Тверской Баскак (СИ)
Подумав, ловлю себя на том, что отлично понимаю разницу между узбекским двадцать первого века и тем языком, на котором говорит этот мужик в чалме. Эта мысль меня доконала и заставила окончательно поверить в достоверность происходящего.
«Теперь надо сложить все в одну кучу и что-то решать. От меня ждут ответа и от того, что я сейчас скажу будет зависеть моя дальнейшая судьба. — Мысли хаотически кружатся в голове в поисках правильных слов. — Они считают меня священником. Почему? Идиот! У тебя же крест с ладонь болтается на груди и халат черный как сутана, на кого еще ты можешь быть похож в мире, где летом носят шубу на голое тело⁈ Ладно! И что это мне дает? Ничего! А почему они думают, что я католик? Господи, да потому что крест с распятием! Сеня, как был ты придурком в школе, так им и остался! Верующим вдруг стал, за православие горой, а сам даже крест правильный выбрать не смог».
Чувствую, ситуация накаляется, ладонь крепыша уже легла на рукоять сабли.
«Надо что-то решать! Может и хорошо, что они меня за священника принимают. Как я помню, монголы священников и церковь не трогали, даже налогом не облагали. Тогда, кто же я, и что тут делаю? Что вообще католику делать здесь? Стоп! Был какой-то представитель папы римского при дворе хана, Плано Карпини, кажется. Значит, теоретически я тоже могу быть посланцем папского двора. Посланцем куда? Какой же сейчас год?»
Понимаю, что тянуть с ответом больше нельзя и бросаюсь как в омут головой.
— Я, Иоанн Манчини, нунций папы римского, — тут запинаюсь, потому что легко справившись со своим именем, вдруг осознаю — надо добавить имя папы, а я понятия не имею, кто там в Риме сейчас занимает святой престол. К счастью для меня, имя папы «клоуна» не заинтересовало, а вот то, что я отвечаю на чистом хорезмийском диалекте впечатление произвело.

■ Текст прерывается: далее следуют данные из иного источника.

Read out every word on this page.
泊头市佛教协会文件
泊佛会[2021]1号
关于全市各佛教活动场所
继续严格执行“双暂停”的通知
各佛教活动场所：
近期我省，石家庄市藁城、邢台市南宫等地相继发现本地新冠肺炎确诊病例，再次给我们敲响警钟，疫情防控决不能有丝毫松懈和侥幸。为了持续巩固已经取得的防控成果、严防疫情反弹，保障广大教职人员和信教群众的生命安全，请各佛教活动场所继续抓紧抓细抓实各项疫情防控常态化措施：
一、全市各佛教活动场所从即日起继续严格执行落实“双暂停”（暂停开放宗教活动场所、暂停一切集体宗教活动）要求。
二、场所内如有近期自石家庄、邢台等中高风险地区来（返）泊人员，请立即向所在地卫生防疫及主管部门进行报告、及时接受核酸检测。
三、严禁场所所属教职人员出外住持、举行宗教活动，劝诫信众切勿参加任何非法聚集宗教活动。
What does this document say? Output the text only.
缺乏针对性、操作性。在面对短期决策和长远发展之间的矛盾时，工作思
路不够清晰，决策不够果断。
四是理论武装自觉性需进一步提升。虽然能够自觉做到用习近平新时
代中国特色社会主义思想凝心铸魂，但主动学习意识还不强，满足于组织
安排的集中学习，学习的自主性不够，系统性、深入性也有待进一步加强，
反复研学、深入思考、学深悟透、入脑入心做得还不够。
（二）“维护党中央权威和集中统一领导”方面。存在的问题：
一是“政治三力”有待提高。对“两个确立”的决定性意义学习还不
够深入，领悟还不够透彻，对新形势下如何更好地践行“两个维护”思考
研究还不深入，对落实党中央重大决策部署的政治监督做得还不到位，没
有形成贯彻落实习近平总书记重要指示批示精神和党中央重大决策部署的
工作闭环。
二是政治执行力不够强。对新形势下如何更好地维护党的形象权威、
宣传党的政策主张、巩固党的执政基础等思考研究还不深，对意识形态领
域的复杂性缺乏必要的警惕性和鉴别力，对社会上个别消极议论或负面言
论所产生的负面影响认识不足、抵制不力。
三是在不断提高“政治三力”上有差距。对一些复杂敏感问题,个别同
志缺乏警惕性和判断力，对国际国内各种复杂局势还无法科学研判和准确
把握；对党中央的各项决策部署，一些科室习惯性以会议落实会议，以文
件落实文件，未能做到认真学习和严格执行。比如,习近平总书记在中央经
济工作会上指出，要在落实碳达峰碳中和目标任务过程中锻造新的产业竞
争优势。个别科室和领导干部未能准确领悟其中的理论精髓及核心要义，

В глазах всадника в чалме засветился неподдельный интерес.
— Ты говоришь, как житель Бухары. Откуда знаешь язык?
«Играть с листа, так играть».
Решившись, я полностью отдаюсь импровизации.
— Несущему слово божие многое приходится знать и многое уметь. — Все верно, довольно успокаиваюсь. Надо говорить много, многозначительно и непонятно, это всегда производит впечатление. Пока думаю, чтобы еще добавить, замечаю серебряную цепь на груди монгола и болтающуюся на ней бронзовую табличку. Тут же мелькает мысль:
«Пайзца! У монголов это, как у большевиков мандат! Скорее всего, этот крепыш следует по приказу великого хана».
Не успеваю обдумать свое умозаключение, как вдруг неожиданно для самого себя склоняю голову в сторону степного батыра и выдаю на чистом монгольском.
— Представителю великого хана мое глубочайшее почтение.
Теперь удивление написано на лице не только хорезмийца.
— Зачем ты здесь? — Узкие щели прищуренных глаз впились мне в лицо. — Идешь в Киев?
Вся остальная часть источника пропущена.